The generally elusive Sedge Wren at Anahuac National Wildlife Refuge
We spent a tremendous morning driving the Anahuac National Wildlife Refuge’s, Shoveler Pond loop – two and a half miles through reed-bed, ponds and wet-land. First stop was The Willows, an area of scrub which is known to be good for migrants. We had a few there including Yellow-rumped (Myrtle) Warbler, Orchard Oriole, Common Yellowthroat, Painted Bunting and Great Crested Flycatcher. We also caught up with the generally elusive Sedge Wren. Then on to the other pull-ins along the route, adding numerous fresh-water wader and wildfowl species. Top birds were another couple of difficult to see species – Virginia Rail and Marsh Wren.

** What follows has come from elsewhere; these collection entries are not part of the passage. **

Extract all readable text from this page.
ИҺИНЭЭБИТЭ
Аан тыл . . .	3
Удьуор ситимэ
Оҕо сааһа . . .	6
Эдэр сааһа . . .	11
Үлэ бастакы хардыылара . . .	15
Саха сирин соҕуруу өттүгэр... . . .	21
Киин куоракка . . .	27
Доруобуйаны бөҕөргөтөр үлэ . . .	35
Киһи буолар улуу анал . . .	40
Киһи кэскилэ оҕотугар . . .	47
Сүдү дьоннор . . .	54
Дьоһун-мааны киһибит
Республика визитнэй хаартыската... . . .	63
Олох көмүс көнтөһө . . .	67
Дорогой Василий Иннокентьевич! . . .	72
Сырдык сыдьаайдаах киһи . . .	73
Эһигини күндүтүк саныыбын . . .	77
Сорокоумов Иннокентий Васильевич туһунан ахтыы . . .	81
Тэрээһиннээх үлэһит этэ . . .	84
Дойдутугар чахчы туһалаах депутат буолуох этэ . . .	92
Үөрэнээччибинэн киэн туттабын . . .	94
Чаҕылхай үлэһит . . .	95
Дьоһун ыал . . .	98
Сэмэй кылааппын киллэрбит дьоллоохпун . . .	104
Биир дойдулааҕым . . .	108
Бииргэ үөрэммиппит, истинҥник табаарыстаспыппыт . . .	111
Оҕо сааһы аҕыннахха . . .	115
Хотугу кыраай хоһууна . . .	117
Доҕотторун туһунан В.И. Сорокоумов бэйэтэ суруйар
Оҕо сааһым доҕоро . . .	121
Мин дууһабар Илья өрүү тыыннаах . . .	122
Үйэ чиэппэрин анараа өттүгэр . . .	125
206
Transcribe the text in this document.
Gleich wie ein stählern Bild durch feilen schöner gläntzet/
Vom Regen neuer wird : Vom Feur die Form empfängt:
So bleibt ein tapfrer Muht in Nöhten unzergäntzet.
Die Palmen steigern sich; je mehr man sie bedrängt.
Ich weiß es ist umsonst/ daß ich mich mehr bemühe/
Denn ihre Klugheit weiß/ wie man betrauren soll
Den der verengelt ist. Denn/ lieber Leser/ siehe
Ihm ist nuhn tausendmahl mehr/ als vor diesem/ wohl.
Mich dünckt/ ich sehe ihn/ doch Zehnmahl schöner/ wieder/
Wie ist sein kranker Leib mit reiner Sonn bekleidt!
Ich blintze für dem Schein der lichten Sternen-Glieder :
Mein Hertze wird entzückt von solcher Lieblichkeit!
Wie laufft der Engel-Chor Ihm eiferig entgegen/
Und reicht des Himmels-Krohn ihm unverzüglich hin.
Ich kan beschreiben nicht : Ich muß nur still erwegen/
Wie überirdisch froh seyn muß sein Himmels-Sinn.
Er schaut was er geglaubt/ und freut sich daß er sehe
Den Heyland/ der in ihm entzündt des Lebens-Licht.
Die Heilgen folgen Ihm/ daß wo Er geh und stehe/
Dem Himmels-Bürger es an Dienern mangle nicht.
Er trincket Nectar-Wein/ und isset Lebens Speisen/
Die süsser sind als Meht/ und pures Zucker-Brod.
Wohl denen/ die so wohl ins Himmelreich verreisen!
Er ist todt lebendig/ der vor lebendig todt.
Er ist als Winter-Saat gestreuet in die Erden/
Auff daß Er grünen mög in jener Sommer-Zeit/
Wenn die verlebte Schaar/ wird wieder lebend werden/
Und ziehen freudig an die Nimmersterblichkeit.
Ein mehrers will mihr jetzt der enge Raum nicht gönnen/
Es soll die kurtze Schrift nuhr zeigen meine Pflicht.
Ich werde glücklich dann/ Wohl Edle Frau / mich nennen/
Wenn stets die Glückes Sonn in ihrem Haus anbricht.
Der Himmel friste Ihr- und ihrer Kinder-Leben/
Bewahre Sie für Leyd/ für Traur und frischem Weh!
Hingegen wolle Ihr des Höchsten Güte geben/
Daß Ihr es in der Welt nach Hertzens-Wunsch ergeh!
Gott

After lunch we went to the beach, Rollover Pass, to be precise – a great place for shore birds. Here we had seven species of tern and a hat-full of saltwater waders. Our final stop was back at the woods and ‘yards’ of High Island where, on our way through to the coast, we had lunch whilst watching Hooded Warbler, Ovenbird, Brown Thrasher and, best of all – the elusive Swainson’s Warbler!
Just one of the array of wildfowl, heron and wader species – Least Bittern
Another difficult to see bird is Seaside Sparrow – seen at Tuna Road
But the ‘stand-out’ species of the day – found by our resident ‘birding pursuivant’ Jake, was Swainson’s Warbler – Hooks Wood. Record shot!